Consistency strength of the "club ultrafilter"

I should have corrected this years ago. There is a mistake in Spector's argument outlined in the paper (the equiconsistent one, that is).

Enumerate all the stationary subsets of $\omega_1$ in the ground model. By the very nature of the lottery iteration, we will have picked arbitrarily high in this enumeration, which means that we collapsed, at least $\omega_1$ itself. The problem, of course, is that the lottery sum of homogeneous forcings need not be homogeneous itself, so the argument that any set of ordinals was added in a bounded stage of the iteration does not work.

(This was observed independently by some other people as well.)

Anyway, to recover this proof one can try to somehow deal with all ground model sets at once. So, for example, choose an ultrafilter extending the club filter (or add a generic one), and shoot clubs through those sets. Now rinse and repeat.

But the problem now is that the choice of the ultrafilter (or the forcing adding it) makes the whole thing very non-homogeneous, so we face the same issue as above. This was one of the few routes I've tried with Yair Hayut, but of course, we may have missed something.

So to my best understanding, it is still entirely open if you can have a club ultrafilter from "weak assumptions" (i.e. weaker than Mitchell's known bounds).

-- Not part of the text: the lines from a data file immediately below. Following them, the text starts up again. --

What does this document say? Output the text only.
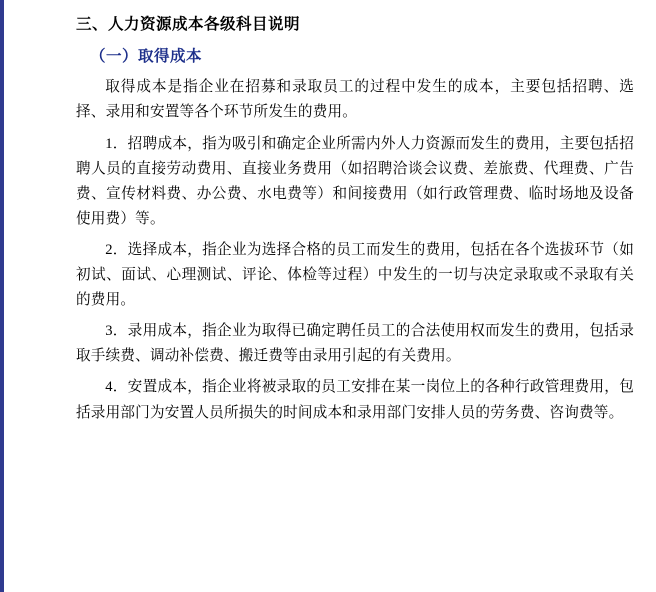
三、人力资源成本各级科目说明
（一）取得成本

取得成本是指企业在招募和录取员工的过程中发生的成本，主要包括招聘、选择、录用和安置等各个环节所发生的费用。

1．招聘成本，指为吸引和确定企业所需内外人力资源而发生的费用，主要包括招聘人员的直接劳动费用、直接业务费用（如招聘洽谈会议费、差旅费、代理费、广告费、宣传材料费、办公费、水电费等）和间接费用（如行政管理费、临时场地及设备使用费）等。

2．选择成本，指企业为选择合格的员工而发生的费用，包括在各个选拔环节（如初试、面试、心理测试、评论、体检等过程）中发生的一切与决定录取或不录取有关的费用。

3．录用成本，指企业为取得已确定聘任员工的合法使用权而发生的费用，包括录取手续费、调动补偿费、搬迁费等由录用引起的有关费用。

4．安置成本，指企业将被录取的员工安排在某一岗位上的各种行政管理费用，包括录用部门为安置人员所损失的时间成本和录用部门安排人员的劳务费、咨询费等。
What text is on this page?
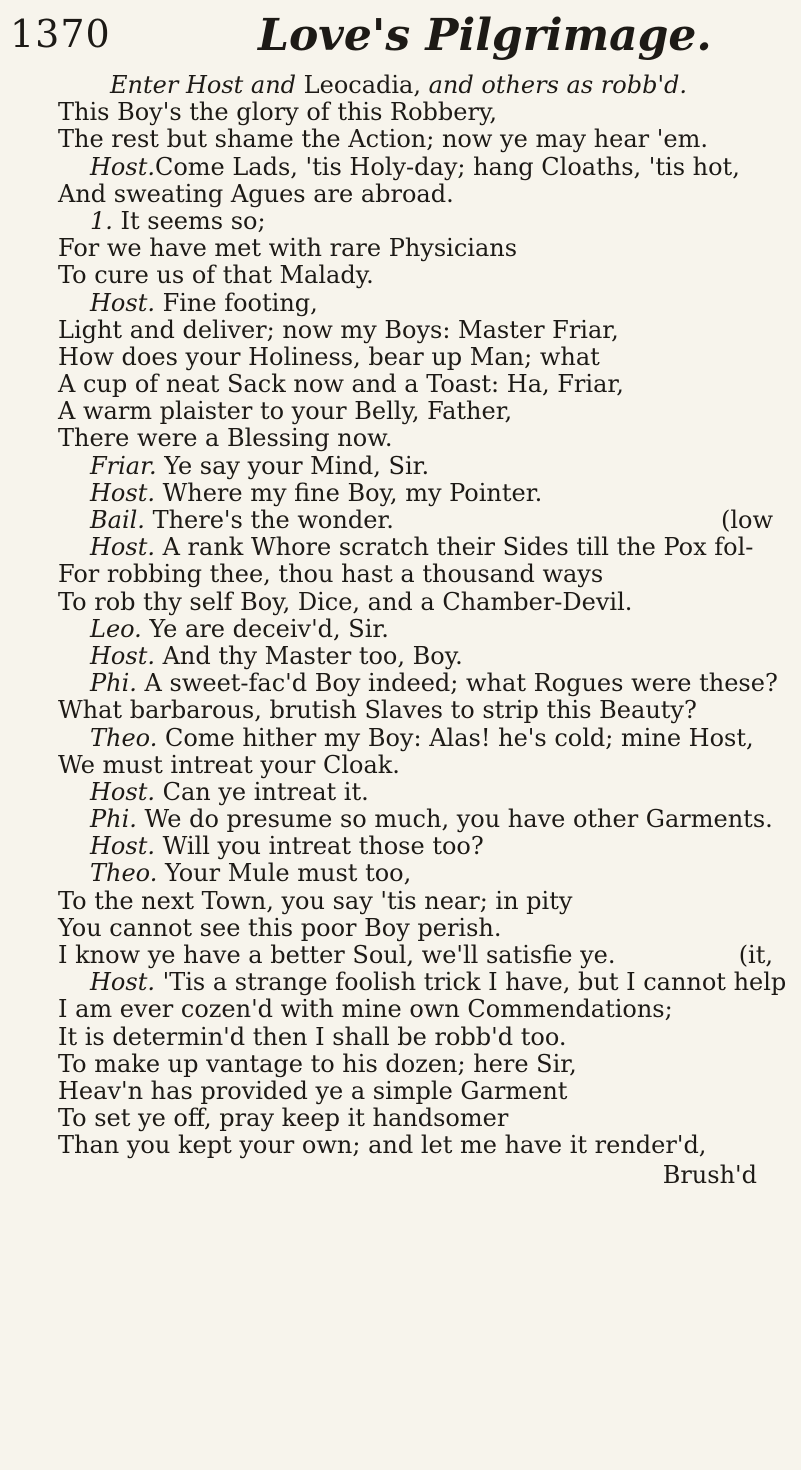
1370	Love's Pilgrimage.
Enter Host and Leocadia, and others as robb'd.
This Boy's the glory of this Robbery,
The rest but shame the Action; now ye may hear 'em.
Host.Come Lads, 'tis Holy-day; hang Cloaths, 'tis hot,
And sweating Agues are abroad.
1. It seems so;
For we have met with rare Physicians
To cure us of that Malady.
Host. Fine footing,
Light and deliver; now my Boys: Master Friar,
How does your Holiness, bear up Man; what
A cup of neat Sack now and a Toast: Ha, Friar,
A warm plaister to your Belly, Father,
There were a Blessing now.
Friar. Ye say your Mind, Sir.
Host. Where my fine Boy, my Pointer.
Bail. There's the wonder.	(low
Host. A rank Whore scratch their Sides till the Pox fol-
For robbing thee, thou hast a thousand ways
To rob thy self Boy, Dice, and a Chamber-Devil.
Leo. Ye are deceiv'd, Sir.
Host. And thy Master too, Boy.
Phi. A sweet-fac'd Boy indeed; what Rogues were these?
What barbarous, brutish Slaves to strip this Beauty?
Theo. Come hither my Boy: Alas! he's cold; mine Host,
We must intreat your Cloak.
Host. Can ye intreat it.
Phi. We do presume so much, you have other Garments.
Host. Will you intreat those too?
Theo. Your Mule must too,
To the next Town, you say 'tis near; in pity
You cannot see this poor Boy perish.
I know ye have a better Soul, we'll satisfie ye.	(it,
Host. 'Tis a strange foolish trick I have, but I cannot help
I am ever cozen'd with mine own Commendations;
It is determin'd then I shall be robb'd too.
To make up vantage to his dozen; here Sir,
Heav'n has provided ye a simple Garment
To set ye off, pray keep it handsomer
Than you kept your own; and let me have it render'd,
Brush'd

The first statement is equiconsistent with $\sf ZF$, without large cardinals. The proof is due to Spector,

Mitchell Spector, The $\kappa $-closed unbounded filter and supercompact cardinals, J. Symbolic Logic 46 (1981), no. 1, 31--40.

The outline of the model is not hard. Consider $\Bbb P$ to be the forcing which is the lottery sum of all forcings which add a club into a stationary $S$ which is co-stationary. Now iterate $\Bbb P$ with itself $\omega$ times with finite support (each step re-calculating $\Bbb P$, of course), and consider the model definable by bounded steps of the iteration.

Since we didn't collapse $\omega_1$ at any bounded step, it remains regular in this model, and we can show that any stationary set in this model was added at a bounded step, so by genericity was chosen by the lottery sum to have its complement become non-stationary, so it contains a club.

Interestingly, the intersection of $\omega$ clubs is still a club, but given $\omega$ sets, you can't choose a club subset of each one uniformly. So the filter is not $\sigma$-closed because of that.

Once you want to assume $\sf DC$ into the mix, the club filter must become a $\sigma$-closed filter, so we need more. At least a measurable, but in fact more. In the above paper Spector proves this from a supercompact cardinal.

Mitchell and Martin show that this requires more than just one measurable cardinal, by showing that for each $\delta<\omega_1$ this statement implies an inner model with $\delta$ measurable cardinals.

D. A. Martin and W. Mitchell, On the ultrafilter of closed, unbounded sets, J. Symbolic Logic 44 (1979), no. 4, 503--506.

Mitchell himself gave an upper bound of $\kappa$ measurable with $o(\kappa)=\kappa^{++}$,

Mitchell, William, How weak is a closed unbounded ultrafilter?, Logic Colloquium '80 (Prague, 1980), pp. 209–230. (MR673794)

I was told that this was later improved to $o(\kappa)=\kappa^+$, but I cannot find a reference at this time.


It might be worth mentioning that the consistency of there exists a countably complete measure on some ordinal $\kappa$ is indeed a measurable. We can even get it to be $\omega_1$, as Jech showed in his paper,

T. Jech, $\omega _{1}$ can be measurable, Israel J. Math. 6 (1968), 363--367 (1969).

But there is still a great distance between just a measure on $\omega_1$, to having that measure as the club filter.

Perhaps this would be a good place to point out that it is equiconsistent with $\sf ZFC$ that there is an infinite set with a countably complete ultrafilter. Moreover we can have this ultrafilter be the cofinite filter. We can also have, for no additional consistency strength a countably closed ultrafilter on a set with $\sf ZF+DC$, and again we can arrange for it to be the cocountable filter.

This process can continue, but it should be pointed out that these sets are not well-orderable at all. And this makes using their ultrafilters for "usual purposes" a bit irrelevant.